Add to these laws the principle of increase: what we sow will come back to us as multiplied (both good and evil). For they sow the wind, and they reap the whirlwind Hosea 8:7a (NAS). The laws of God are both natural and spiritual: For example, in physics, "for every action there is an equal and opposite reaction"; in the spiritual...whatever a man sows, this he will also reap Galatians 6:7b (NAS).

So why do we need to be healed? Although Christ has fully accomplished our death on the cross, our carnal nature refuses to stay dead-it springs back to life: See to it that no one comes short of the grace of God; that no root of bitterness springing up causes trouble, and by it many be defiled... Hebrews 12:15 (NAS).

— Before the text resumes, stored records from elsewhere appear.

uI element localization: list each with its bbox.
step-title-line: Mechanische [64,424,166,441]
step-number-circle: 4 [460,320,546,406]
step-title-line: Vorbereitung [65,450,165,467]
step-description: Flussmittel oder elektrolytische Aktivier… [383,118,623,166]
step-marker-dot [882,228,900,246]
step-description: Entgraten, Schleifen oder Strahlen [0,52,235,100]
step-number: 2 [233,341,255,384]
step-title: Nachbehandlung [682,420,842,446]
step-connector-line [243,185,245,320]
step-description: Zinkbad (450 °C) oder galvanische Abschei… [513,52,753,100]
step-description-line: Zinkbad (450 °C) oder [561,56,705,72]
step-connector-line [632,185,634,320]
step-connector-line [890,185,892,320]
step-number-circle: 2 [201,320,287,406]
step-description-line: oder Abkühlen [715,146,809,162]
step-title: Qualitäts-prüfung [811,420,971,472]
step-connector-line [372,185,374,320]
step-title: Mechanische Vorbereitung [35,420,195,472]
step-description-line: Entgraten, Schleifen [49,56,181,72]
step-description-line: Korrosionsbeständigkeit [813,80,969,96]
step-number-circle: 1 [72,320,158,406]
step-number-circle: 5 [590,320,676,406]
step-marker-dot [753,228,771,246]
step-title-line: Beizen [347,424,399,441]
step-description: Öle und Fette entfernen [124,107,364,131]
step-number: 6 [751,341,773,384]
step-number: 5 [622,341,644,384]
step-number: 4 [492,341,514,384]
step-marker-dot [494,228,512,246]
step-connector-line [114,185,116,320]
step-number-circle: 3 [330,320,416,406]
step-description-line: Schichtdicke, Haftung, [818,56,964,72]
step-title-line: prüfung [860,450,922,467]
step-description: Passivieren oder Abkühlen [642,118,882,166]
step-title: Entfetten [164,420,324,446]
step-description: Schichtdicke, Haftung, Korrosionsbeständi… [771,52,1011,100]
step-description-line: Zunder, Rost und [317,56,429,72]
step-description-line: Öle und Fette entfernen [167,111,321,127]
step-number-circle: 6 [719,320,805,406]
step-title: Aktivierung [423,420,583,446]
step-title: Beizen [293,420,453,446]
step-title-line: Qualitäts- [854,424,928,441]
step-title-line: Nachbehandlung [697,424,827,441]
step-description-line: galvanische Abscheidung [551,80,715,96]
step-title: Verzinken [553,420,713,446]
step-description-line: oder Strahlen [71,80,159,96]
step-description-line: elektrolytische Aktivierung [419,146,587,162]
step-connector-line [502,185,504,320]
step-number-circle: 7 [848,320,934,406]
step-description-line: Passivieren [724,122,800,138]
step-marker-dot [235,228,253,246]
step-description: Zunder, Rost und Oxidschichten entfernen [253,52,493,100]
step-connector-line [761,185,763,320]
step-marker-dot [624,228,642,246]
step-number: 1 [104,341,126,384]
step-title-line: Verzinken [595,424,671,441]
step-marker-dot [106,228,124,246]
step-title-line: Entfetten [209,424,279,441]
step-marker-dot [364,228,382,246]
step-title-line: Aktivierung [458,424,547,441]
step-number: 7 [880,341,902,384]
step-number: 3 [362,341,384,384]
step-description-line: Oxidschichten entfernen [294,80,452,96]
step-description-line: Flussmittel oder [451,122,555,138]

Many Christians have rightly celebrated salvation as a free gift but have not understood that they are to grow up in it. They have celebrated with Paul that by one offering He has perfected for all time those who are [being] sanctified (Hebrews 10:14) without understanding sanctification as a process and without acknowledging with Paul, Not that I have already obtained it, or have already become perfect, but I press on in order that I may lay hold of that for which also I was laid hold of by Christ Jesus (Philippians 3:12).

As Christians, we tend to press on in terms of managing behavior rather than renewing our mind and receiving a new heart, which naturally changes behavior. Many have tried to forget "what lies behind" (Philippians 3:13) by ignoring the past rather than by letting the Holy Spirit search the innermost parts of the heart in order to allow Jesus to deal specifically with deeply ingrained attitudes. They have attempted to put aside the old self with its practices of anger, wrath, malice and slander, as if these were present, external expressions only, whereas Jesus called the Pharisees (and us) to "clean the INSIDE of the cup" (Matthew 23:36).
So, this is what I have in front of me today. Throughout my life I have felt Scripture get that amplified, bullhorn effect when I come across various passages regarding healing, restoration, speaking, and "being a prophet". Inner healing is a term for what I have experienced as being snatched from the brink of despair, having prison doors unlocked, having the tomb opened, my name called, and bandages untied. With all my heart, this is the gift I would long to be able to give to someone else, or, really, simply see someone else have whether or not I had any part in it.

This is what I have in front of me today.

1 comment:

Angela said...

Marie! So much good in there. I, too, love the St. Ignatius prayer. It carried me through the most important year of my life, and I believe that the fruit of continually returning to those words in prayer helped to accomplish some serious inner cleaning. I can't even get through the first couple bars of hearing the song without all those memories of that prayer's blessings welling up in me (now if we could just get Alicia to sing it at Mass!).